Faith sighed. ‘Well, Daddy, those are Pip’s conditions for calling off the strike. Until they’re met, I’m afraid you won’t be able to use the Bertie Bunn for making more shekels from sheikhs. But that’s the wrong currency, isn’t it?’

‘If Pip Chipps takes my advice, he’ll hop on the next train home to Somerset. These porters will soon tumble to it, that he’s simply leading them a dance to satisfy his own abnormal sense of humour. I shouldn’t like to be in his shoes then. Pretty tough-looking eggs, some of the porters. Criminal records, too, I shouldn’t doubt.’

‘Please don’t delude yourself, Daddy. We’ve no blacklegs and no scabs.’

‘When I started medicine, a blackleg was an advanced form of gas gangrene, and a scab was something you got from chicken-pox. Now they mean anyone who values human life above union solidarity.’

‘I know you feel frustrated over the trade unions, like many of your class,’ she told him patiently. ‘But you must accept modern life as it is.’

‘Yes. With everyone doing exactly what they like, not giving a thought to the convenience or comfort of their fellow-beings. And the worst offenders of all are governments.’

Faith stood up. ‘I must rush now. I’ve got a meeting of the strike committee. If you want to surrender, you’ve only to phone down to the porters’ room.’
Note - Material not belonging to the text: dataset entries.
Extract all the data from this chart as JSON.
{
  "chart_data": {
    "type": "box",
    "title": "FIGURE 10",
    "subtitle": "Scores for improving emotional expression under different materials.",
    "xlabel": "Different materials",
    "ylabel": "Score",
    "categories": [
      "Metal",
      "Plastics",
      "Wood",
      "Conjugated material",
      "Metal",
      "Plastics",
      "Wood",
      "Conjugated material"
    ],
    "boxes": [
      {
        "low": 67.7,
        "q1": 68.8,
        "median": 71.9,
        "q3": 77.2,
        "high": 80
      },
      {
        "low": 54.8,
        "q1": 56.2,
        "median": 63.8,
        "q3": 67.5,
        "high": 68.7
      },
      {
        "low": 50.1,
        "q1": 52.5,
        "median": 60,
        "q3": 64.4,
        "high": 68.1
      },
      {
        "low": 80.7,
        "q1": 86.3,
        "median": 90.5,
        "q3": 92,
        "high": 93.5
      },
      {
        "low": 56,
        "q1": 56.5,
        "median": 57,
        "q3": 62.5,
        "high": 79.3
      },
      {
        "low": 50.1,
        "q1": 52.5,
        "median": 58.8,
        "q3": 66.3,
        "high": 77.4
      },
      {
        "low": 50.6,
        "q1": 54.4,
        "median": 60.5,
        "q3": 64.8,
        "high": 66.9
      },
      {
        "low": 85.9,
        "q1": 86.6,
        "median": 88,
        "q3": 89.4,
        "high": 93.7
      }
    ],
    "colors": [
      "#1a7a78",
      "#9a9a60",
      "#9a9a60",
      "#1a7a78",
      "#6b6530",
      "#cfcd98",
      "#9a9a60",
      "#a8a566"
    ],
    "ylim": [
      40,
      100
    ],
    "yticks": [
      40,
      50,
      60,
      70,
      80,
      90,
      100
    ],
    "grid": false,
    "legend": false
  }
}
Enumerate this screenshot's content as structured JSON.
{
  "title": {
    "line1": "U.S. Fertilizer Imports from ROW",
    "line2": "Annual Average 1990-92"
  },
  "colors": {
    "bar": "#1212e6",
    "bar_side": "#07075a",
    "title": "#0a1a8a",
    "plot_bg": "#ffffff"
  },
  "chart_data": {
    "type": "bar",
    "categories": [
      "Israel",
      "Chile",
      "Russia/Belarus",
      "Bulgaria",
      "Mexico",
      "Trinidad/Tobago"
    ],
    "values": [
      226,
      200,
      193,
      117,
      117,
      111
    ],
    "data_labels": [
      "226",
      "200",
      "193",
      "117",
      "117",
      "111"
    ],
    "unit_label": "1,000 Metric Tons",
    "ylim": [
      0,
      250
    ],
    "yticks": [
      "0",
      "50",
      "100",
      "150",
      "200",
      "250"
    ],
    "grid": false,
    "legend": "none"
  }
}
The dean banged the pink formica top of the table. ‘We shall never surrender,’ he declared stoutly. ‘We shall fight at the bedsides, we shall fight on the landings, we shall fight in the filing departments and in the stores, we shall fight in the halls. We shall defend our hospital, whatever the cost may be. And furthermore, you stupid little girl,’ he ended, losing his temper, ‘all your lecherous lunatic’s former student friends will give exactly that answer when I appeal to their common sense to chuck him out neck and crop.’

She left her father scowling into the dregs of his coffee. His diplomatic offensive seemed to have crumbled under her counter-attack. He would charge upon a more vulnerable flank.